Além disso, as jogadoras têm de lavar suas roupas íntimas, porque o serviço de lavandeira não faz isso. Resultado: o alojamento de luxo tem suas janelas cheias de varais com calcinhas e sutiãs.

Só mesmo os porteiros dão graças a Deus pela presença da seleção feminina por lá. "Não tem gritaria nem empurra-empurra", diz um deles, acostumado com a confusão formada com a presença da seleção masculina.

Neste ano, as jogadoras estiveram três vezes na Granja Comary, totalizando 65 dias de concentração. Em março, eram 30 atletas para sobrarem só 18 com inscrição em Sydney-2000.

Ao contrário dos homens, não reclamam do tédio na região serrana do Rio. "Nossa rotina é comer, dormir e treinar. Não há tempo para pensar em diversão", diz a volante Formiga, uma das poucas com programa certo para a única folga semanal: passear com o namorado aos domingos.

A maioria acaba ficando no centro de treinamento. Umas correm para o videokê, outras para a Bíblia. As mais vaidosas passam esse tempo no banheiro, pintando a unha ou tratando o cabelo.

Nenhuma tem pretensão de virar uma "musa do futebol", tema que já deu muito problema na seleção. "No nível atual do Brasil, não dá mais para convocar atleta pela boniteza como antes, só para aparecer na foto", diz Formiga.

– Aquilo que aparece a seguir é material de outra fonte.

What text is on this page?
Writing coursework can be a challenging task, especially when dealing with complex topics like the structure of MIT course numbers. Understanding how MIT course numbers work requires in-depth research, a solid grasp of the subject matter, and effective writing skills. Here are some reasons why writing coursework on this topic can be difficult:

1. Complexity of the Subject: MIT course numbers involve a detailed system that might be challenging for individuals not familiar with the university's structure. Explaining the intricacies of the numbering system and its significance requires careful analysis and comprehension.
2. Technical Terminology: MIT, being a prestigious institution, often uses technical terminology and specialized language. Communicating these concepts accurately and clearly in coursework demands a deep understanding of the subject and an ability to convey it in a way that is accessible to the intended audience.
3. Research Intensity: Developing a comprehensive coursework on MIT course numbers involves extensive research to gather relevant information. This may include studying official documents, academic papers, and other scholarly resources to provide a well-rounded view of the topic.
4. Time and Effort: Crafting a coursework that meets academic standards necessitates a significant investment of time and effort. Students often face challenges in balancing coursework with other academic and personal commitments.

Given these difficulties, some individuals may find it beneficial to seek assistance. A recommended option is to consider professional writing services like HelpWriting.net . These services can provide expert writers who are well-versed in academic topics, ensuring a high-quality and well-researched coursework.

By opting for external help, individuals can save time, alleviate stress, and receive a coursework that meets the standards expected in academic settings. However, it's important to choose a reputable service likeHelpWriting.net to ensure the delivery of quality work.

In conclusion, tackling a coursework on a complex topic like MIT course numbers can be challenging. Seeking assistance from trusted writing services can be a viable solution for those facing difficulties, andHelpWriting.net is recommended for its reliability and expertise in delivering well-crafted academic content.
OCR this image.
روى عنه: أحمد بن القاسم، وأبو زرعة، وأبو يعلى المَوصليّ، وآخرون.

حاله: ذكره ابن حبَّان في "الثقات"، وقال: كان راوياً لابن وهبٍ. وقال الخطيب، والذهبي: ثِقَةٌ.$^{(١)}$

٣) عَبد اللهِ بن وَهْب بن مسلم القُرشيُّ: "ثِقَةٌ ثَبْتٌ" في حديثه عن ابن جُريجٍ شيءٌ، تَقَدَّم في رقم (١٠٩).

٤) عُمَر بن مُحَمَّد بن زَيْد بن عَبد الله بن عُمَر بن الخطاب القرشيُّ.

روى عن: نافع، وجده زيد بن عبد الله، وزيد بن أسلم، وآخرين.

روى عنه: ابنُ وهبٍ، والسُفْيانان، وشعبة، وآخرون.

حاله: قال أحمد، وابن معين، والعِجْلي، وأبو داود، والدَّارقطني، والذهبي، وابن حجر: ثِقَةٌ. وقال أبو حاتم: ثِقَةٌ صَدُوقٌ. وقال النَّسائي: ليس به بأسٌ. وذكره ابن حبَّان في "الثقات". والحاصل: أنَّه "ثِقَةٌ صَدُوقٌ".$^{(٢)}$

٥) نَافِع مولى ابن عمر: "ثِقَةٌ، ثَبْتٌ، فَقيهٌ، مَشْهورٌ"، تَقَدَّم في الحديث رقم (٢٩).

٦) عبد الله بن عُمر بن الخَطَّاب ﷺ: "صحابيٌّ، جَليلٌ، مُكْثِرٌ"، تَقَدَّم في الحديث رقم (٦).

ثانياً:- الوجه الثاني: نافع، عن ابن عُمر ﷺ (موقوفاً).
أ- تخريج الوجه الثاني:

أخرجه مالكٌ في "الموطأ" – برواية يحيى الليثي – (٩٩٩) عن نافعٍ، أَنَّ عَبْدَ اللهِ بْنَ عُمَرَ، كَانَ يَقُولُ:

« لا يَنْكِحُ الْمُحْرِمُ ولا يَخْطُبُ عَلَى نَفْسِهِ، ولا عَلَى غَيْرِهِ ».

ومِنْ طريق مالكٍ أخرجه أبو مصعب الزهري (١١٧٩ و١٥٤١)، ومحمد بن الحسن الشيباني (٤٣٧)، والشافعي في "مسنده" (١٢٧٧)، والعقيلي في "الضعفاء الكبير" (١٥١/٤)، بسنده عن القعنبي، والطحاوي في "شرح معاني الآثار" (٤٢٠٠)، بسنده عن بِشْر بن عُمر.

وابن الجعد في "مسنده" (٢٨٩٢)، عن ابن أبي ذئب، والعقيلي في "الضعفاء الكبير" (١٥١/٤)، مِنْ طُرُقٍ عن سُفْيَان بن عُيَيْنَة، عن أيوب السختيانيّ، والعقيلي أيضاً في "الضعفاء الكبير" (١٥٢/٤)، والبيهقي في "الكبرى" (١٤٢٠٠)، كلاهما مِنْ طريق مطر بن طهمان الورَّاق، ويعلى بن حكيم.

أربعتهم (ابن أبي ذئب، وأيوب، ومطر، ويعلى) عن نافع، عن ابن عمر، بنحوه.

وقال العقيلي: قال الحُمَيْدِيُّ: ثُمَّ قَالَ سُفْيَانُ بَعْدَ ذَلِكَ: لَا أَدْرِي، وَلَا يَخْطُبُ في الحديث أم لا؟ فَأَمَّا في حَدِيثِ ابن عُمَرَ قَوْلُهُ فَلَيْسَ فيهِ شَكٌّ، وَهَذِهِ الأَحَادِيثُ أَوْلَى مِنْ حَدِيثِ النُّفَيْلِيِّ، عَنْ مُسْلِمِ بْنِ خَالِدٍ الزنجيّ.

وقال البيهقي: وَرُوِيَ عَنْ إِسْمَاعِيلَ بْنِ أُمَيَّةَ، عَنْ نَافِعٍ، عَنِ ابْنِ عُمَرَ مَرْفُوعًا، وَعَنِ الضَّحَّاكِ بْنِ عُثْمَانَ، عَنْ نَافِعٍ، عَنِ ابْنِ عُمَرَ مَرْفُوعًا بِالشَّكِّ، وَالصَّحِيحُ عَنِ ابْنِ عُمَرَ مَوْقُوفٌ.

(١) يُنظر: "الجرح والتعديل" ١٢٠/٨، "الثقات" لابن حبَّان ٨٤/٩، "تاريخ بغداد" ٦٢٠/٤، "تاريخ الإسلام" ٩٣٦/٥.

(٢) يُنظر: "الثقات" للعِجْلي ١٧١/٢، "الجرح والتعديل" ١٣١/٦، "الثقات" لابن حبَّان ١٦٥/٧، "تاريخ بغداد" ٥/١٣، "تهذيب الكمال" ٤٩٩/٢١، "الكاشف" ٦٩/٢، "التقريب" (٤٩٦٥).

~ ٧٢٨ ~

O técnico Zé Duarte concorda. "Um time de modelo atrai muito fotógrafo, mas não ganha título." De qualquer forma, o corpo das jogadoras ganhou muita massa muscular. "Estamos dando uma carga suplementar de vitaminas e aminoácidos. Já foi o tempo em que as brasileiras perdiam nas bolas divididas", afirma Wilson Riça, auxiliar técnico.

Outro trabalho é o de renovação. O time tem uma maioria de atletas com 20 anos, destoando apenas Sissi, 33, e Roseli, 30. Essa é uma situação bem diferente da do Mundial de 1995, quando a seleção era quase toda balzaquiana.